Hadi langsung mengirimkan foto-foto itu ke Dewa. Di Amerika, ponsel Dewa bergetar. Ia membuka pesan dari Hadi dan seketika rahangnya mengeras. Foto itu memperlihatkan Gisel yang sedang tertawa sambil menggandeng lengan pria muda berjaket hitam itu masuk ke sebuah bangunan.
Dewa tidak tahu itu Raka. Yang dia lihat adalah istrinya sedang berkencan dengan pria lain menggunakan uangnya.
"Kurang ajar," desis Dewa.
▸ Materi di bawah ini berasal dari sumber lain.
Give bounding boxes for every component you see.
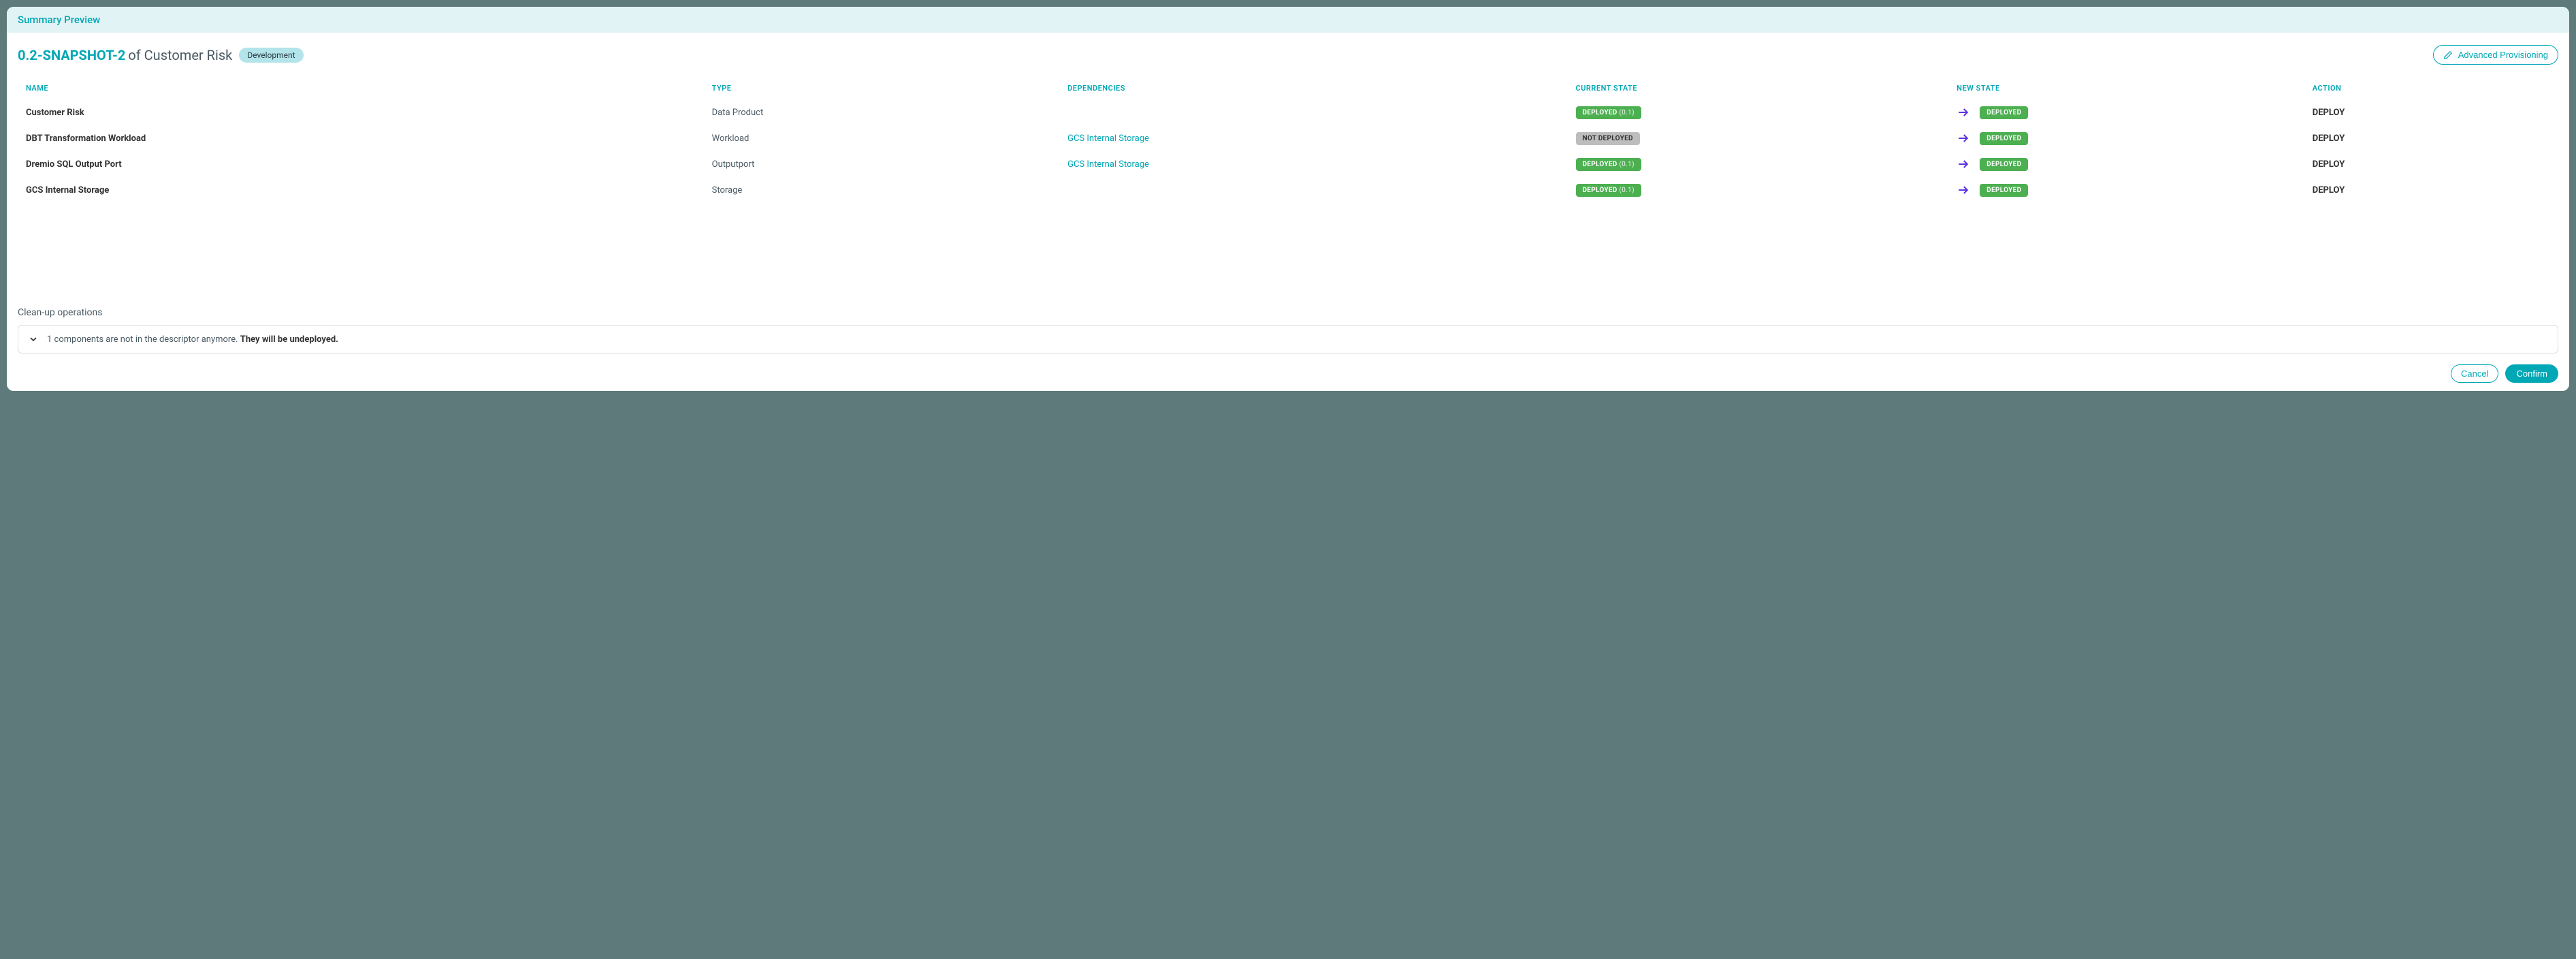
col-header-dependencies: DEPENDENCIES (1059, 77, 1567, 99)
card-header: Summary Preview (7, 7, 2569, 33)
arrow-right-icon (1957, 131, 1970, 145)
row-new-state: DEPLOYED (1948, 99, 2304, 125)
row-new-state: DEPLOYED (1948, 125, 2304, 151)
chevron-down-icon (28, 334, 39, 345)
col-header-name: NAME (18, 77, 704, 99)
row-new-state: DEPLOYED (1948, 151, 2304, 177)
row-dependency (1059, 99, 1567, 125)
dependency-link[interactable]: GCS Internal Storage (1067, 159, 1149, 170)
arrow-right-icon (1957, 183, 1970, 197)
row-name: GCS Internal Storage (18, 177, 704, 203)
title-left: 0.2-SNAPSHOT-2 of Customer Risk Developm… (18, 47, 304, 63)
table-row: Customer RiskData Product DEPLOYED (0.1) D… (18, 99, 2558, 125)
status-badge: DEPLOYED (0.1) (1576, 158, 1641, 171)
entity-name: Customer Risk (144, 47, 233, 63)
of-label: of (128, 47, 140, 63)
cleanup-message: 1 components are not in the descriptor a… (47, 334, 338, 345)
row-type: Outputport (704, 151, 1059, 177)
status-badge: DEPLOYED (1980, 106, 2028, 119)
deployment-table: NAME TYPE DEPENDENCIES CURRENT STATE NEW… (18, 77, 2558, 203)
row-action: DEPLOY (2304, 99, 2558, 125)
row-action: DEPLOY (2304, 125, 2558, 151)
row-current-state: DEPLOYED (0.1) (1568, 177, 1949, 203)
cleanup-message-bold: They will be undeployed. (240, 334, 338, 345)
row-type: Workload (704, 125, 1059, 151)
card-body: 0.2-SNAPSHOT-2 of Customer Risk Developm… (7, 33, 2569, 391)
row-name: Customer Risk (18, 99, 704, 125)
status-badge: DEPLOYED (1980, 158, 2028, 171)
cleanup-title: Clean-up operations (18, 307, 2558, 318)
row-dependency: GCS Internal Storage (1059, 151, 1567, 177)
row-type: Data Product (704, 99, 1059, 125)
title-row: 0.2-SNAPSHOT-2 of Customer Risk Developm… (18, 45, 2558, 65)
edit-icon (2443, 50, 2453, 60)
status-badge: DEPLOYED (1980, 132, 2028, 145)
col-header-action: ACTION (2304, 77, 2558, 99)
card-title: Summary Preview (18, 14, 2558, 26)
row-current-state: DEPLOYED (0.1) (1568, 99, 1949, 125)
version-text: 0.2-SNAPSHOT-2 (18, 47, 125, 63)
col-header-type: TYPE (704, 77, 1059, 99)
table-header-row: NAME TYPE DEPENDENCIES CURRENT STATE NEW… (18, 77, 2558, 99)
arrow-right-icon (1957, 157, 1970, 171)
cleanup-expandable[interactable]: 1 components are not in the descriptor a… (18, 325, 2558, 353)
status-badge: NOT DEPLOYED (1576, 132, 1640, 145)
footer-actions: Cancel Confirm (18, 364, 2558, 383)
status-badge: DEPLOYED (0.1) (1576, 106, 1641, 119)
table-row: Dremio SQL Output PortOutputport GCS Inte… (18, 151, 2558, 177)
row-dependency (1059, 177, 1567, 203)
confirm-button[interactable]: Confirm (2505, 364, 2558, 383)
row-current-state: NOT DEPLOYED (1568, 125, 1949, 151)
col-header-new-state: NEW STATE (1948, 77, 2304, 99)
cancel-button[interactable]: Cancel (2451, 364, 2498, 383)
summary-preview-card: Summary Preview 0.2-SNAPSHOT-2 of Custom… (7, 7, 2569, 391)
row-name: Dremio SQL Output Port (18, 151, 704, 177)
row-current-state: DEPLOYED (0.1) (1568, 151, 1949, 177)
table-row: GCS Internal StorageStorage DEPLOYED (0.1… (18, 177, 2558, 203)
row-new-state: DEPLOYED (1948, 177, 2304, 203)
cleanup-message-prefix: 1 components are not in the descriptor a… (47, 334, 240, 345)
page-title: 0.2-SNAPSHOT-2 of Customer Risk (18, 47, 232, 63)
row-action: DEPLOY (2304, 151, 2558, 177)
col-header-current-state: CURRENT STATE (1568, 77, 1949, 99)
advanced-provisioning-label: Advanced Provisioning (2458, 50, 2548, 60)
environment-chip: Development (239, 48, 303, 63)
row-action: DEPLOY (2304, 177, 2558, 203)
row-dependency: GCS Internal Storage (1059, 125, 1567, 151)
arrow-right-icon (1957, 106, 1970, 119)
row-type: Storage (704, 177, 1059, 203)
spacer (18, 203, 2558, 307)
table-row: DBT Transformation WorkloadWorkload GCS I… (18, 125, 2558, 151)
status-badge: DEPLOYED (1980, 184, 2028, 197)
row-name: DBT Transformation Workload (18, 125, 704, 151)
dependency-link[interactable]: GCS Internal Storage (1067, 133, 1149, 144)
advanced-provisioning-button[interactable]: Advanced Provisioning (2433, 45, 2558, 65)
status-badge: DEPLOYED (0.1) (1576, 184, 1641, 197)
Bahu lebarnya menegang hebat. Emosinya meledak. "Berani-beraninya kamu bermain di belakang saya, Gisel!"
Tanpa pikir panjang, Dewa langsung menelepon Gisel saat itu juga.
Drrrtt... Drrrtt...
Gisel mengangkatnya di tengah riuh rendah suara anak-anak panti. "Halo, Mas Dewa Sayang! Tumben telepon lagi? Kangen ya liat muka aku yang segar bugar ini?"
"Di mana kamu?!" suara Dewa terdengar sangat rendah dan berbahaya, persis seperti gunung api yang mau meletus.
"Lagi di luar, Mas. Cari angin segar biar nggak suntuk nungguin kamu pulang. Kenapa? Mas mau nitip oleh-oleh?" jawab Gisel ceplas-ceplos, tidak sadar kalau suaminya sedang menahan ledakan amarah di seberang sana.